Flavin-dependent monooxygenases (FDMOs) are a class of flavin-dependent enzymes that insert one atom of oxygen into an organic substrate, catalyzing a wide variety of chemical transformations, such as hydroxylation, Baeyer–Villiger oxidation, dehalogenation, halogenation, and light emission.^1,2 The versatility of FDMOs and their classification, based on fold, function, and electron donor specificity^3,4 was recently summarized by Paul et al.⁵ All of these diverse reactions use C4a-(hydro)peroxyflavin as the common intermediate, which is formed by the reaction between reduced flavin and molecular oxygen. In the absence of substrate, C4a-(hydro)peroxyflavin eliminates a hydrogen peroxide (H₂O₂), which is toxic to the cell, to regenerate oxidized flavin.⁶ FDMOs can be classified as single-component and two-component FDMOs.⁷ Some have evolved an allosteric mechanism to maximize oxygenation efficiency by minimizing wasteful H₂O₂ elimination and pyridine nucleotides utilization.

Single-component FDMOs catalyze both the reductive-half and oxidative-half reactions using a single polypeptide.⁶ To minimize H₂O₂ generation from C4a-(hydro)peroxyflavin in the oxidative-half reaction, some single-component FDMOs (group A members) require the substrate binding to activate the flavin reduction by NAD(P)H in the reductive-half reaction, such as anthranilate hydroxylase,⁸ 2-methyl-3-hydroxypyridine-5-carboxylic acid (MHPC) oxygenase,^9–11 2-hydroxybiphenyl 3-monooxygenase,¹² and p-hydroxybenzoate hydroxylase (PHBH).¹³ PHBH exhibits variability in its cofactor specificity, utilizing NADH or NADPH depending on its origin and specific active site features, and can be classified into three groups based on these preferences, highlighting the diversity within this enzyme family.¹⁴

For single-component aromatic hydroxylases, the substrate activation mechanisms to increase the rate of flavin reduction are well documented, such as in the reaction of PHBH from Pseudomonas fluorescens.¹⁵ PHBH utilizes flavin adenine dinucleotide (FAD), oxygen, and NADPH to hydroxylate p-hydroxybenzoate, forming 3,4-dihydroxybenzoate through a meta-hydroxylation reaction.
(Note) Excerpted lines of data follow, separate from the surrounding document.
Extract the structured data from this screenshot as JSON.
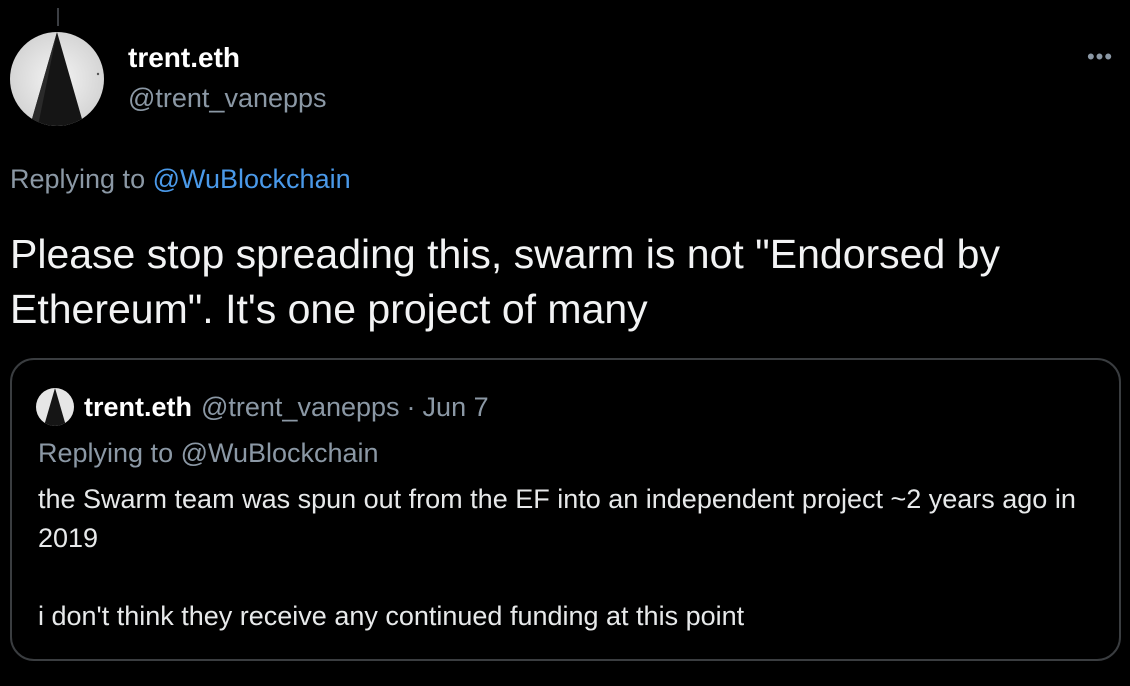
{
  "author": {
    "name": "trent.eth",
    "handle": "@trent_vanepps",
    "avatar_icon": "white-triangle-peak-avatar"
  },
  "more_icon": "more-options-icon",
  "more_label": "•••",
  "reply": {
    "prefix": "Replying to",
    "mention": "@WuBlockchain"
  },
  "tweet": {
    "text": "Please stop spreading this, swarm is not \"Endorsed by Ethereum\". It's one project of many"
  },
  "quote": {
    "name": "trent.eth",
    "handle": "@trent_vanepps",
    "separator": "·",
    "date": "Jun 7",
    "reply_text": "Replying to @WuBlockchain",
    "paragraph1": "the Swarm team was spun out from the EF into an independent project ~2 years ago in 2019",
    "paragraph2": "i don't think they receive any continued funding at this point"
  },
  "colors": {
    "background": "#000000",
    "mention_blue": "#4a99e9",
    "secondary_text": "#8b98a5",
    "border": "#3a3d40"
  }
}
Initially, FAD adopts an “in” conformation, inaccessible to NADPH. The reductive-half reaction begins with the binding of NADPH and p-hydroxybenzoate. A proton transfer network, composed of Tyr201, Tyr285, water molecules, and His72 located on the surface, deprotonates a hydroxyl group of p-hydroxybenzoate.^16,17 The electrostatic repulsion between p-hydroxybenzoate and Pro293 transmits to Asn300, causing it to lose a hydrogen bond with the C2-carbonyl of FAD, allowing FAD to swing from “in” to the “out” conformation.^18,19 In this “out” conformation,^20–23 oxidized FAD is reduced by NADPH, then swings back to “in” conformation due to PHBH's positive electrostatic potential.²⁴ In the oxidative half-reaction, reduced FAD reacts with molecular oxygen to form C4a-hydroperoxyflavin (C4aOOH), which hydroxylates p-hydroxybenzoate to form 3,4-dihydroxybenzoate.²⁵ The presence of p-hydroxybenzoate enhances the rate of flavin reduction 10⁵-fold.²⁶ Moreover, p-hydroxybenzoate dissociates more slowly from the reduced enzyme than from the oxidized enzyme, and slower than the C4aOOH formation rate, kinetically trapping p-hydroxybenzoate in the reduced enzyme.²⁵ This maximizes 3,4-dihydroxybenzoate production while minimizing H₂O₂ elimination.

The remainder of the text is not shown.